I am not trying to engender sympathy from the student body for my supposed persecution by Parking Operations, I am merely using these two recent events as examples of an illogical, irrational, arbitrary parking enforcement system here at Dartmouth. First, let us address a likely base cause of this systemic problem.

Dartmouth College, in its infinite wisdom, has determined that any fines levied and collected by a given department (be it Safety and Security, Physical Education, or any other) should go directly into that department's budget as extra revenue. Quite a nice incentive to levy as many fines as humanly possible, isn't it? Thus, it is in the best interests of Parking Operations to ticket every car in A-Lot for some reason or another with the assumption that students busy with midterms are not going to have time to fight tickets. Another convenient aspect for Parking Operations is that the office itself rules on appeals of parking citations. I guess that the fact that they decide whether or not hundreds of dollars of extra revenue comes into their budget makes them unbiased judges...

Now that we have some idea of why parking citations are handed out like propaganda here, let us look at some of the many improprieties of the system itself.

The theories of common law to which America subscribes are based on the concept of precedent: that is, the idea that one can look to consequences imposed or not imposed on past actions to determine whether consequences will be imposed on the same action done in the future. This is why arbitrariness must be absent from fair systems of law and regulation. One must be able to accurately determine what one is allowed to do based upon results of past actions taken. Therefore, the fact that my car was ticketed last Tuesday while parked between Collis and Thayer after 5pm was improper and arbitrary due to the fact that my car had not been ticketed the fifty or more times before last Tuesday when I had parked in the same place after 5pm or on weekends.

In a memo to the student body at the beginning of the term, Parking Operations told us that the purpose of issuing parking citations is to "correct improper parking practices". That's fine and dandy, but can someone please explain to me how my parking in the driveway between Collis and Thayer after 5pm when no deliveries had to be made and in such a manner as to allow the free flow of traffic down the driveway was improper? Can someone from Parking Operations please explain how the office was correcting improper parking practices when it ticketed UGAs who were parked at the Safety Complex on Rope Ferry Road for last year's pre-Fall Term ORL training?
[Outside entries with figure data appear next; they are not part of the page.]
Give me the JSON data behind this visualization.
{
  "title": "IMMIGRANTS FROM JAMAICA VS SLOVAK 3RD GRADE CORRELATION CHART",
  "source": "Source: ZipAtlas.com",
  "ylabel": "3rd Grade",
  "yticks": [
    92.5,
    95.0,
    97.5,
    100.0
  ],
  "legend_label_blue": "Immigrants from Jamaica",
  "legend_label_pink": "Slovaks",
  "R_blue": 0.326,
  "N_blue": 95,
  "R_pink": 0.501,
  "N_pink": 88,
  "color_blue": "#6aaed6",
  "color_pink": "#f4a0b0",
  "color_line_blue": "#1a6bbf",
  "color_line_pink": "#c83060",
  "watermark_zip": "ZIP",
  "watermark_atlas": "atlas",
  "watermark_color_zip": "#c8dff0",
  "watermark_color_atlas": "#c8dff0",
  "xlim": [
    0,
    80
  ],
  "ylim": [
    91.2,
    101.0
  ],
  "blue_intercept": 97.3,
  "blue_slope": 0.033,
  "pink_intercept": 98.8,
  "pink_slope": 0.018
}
The fact of the matter is that citing students for parking along the driveway between Collis and Thayer serves no higher philosophical ("correcting impropriety") purpose than fund-raising for the Office of Parking Operations. If the College wants students to follow a set of parking guidelines, it must make sure that they serve rational, logical purposes and are consistently and fairly enforced. Ticketing cars which are causing no obstruction to traffic or anything else does not meet these guidelines, especially not when done on only one night in three terms. The same goes for citing parking permits which are not stuck to the inside of a car window but rather sitting inside it. Issuing citations for the sake of issuing citations aggravates an environment already unfriendly to student-parkers. Unfortunately, the College continues to provide the incentive to fine students and, thus, arbitrary citations are not likely to cease in the near future.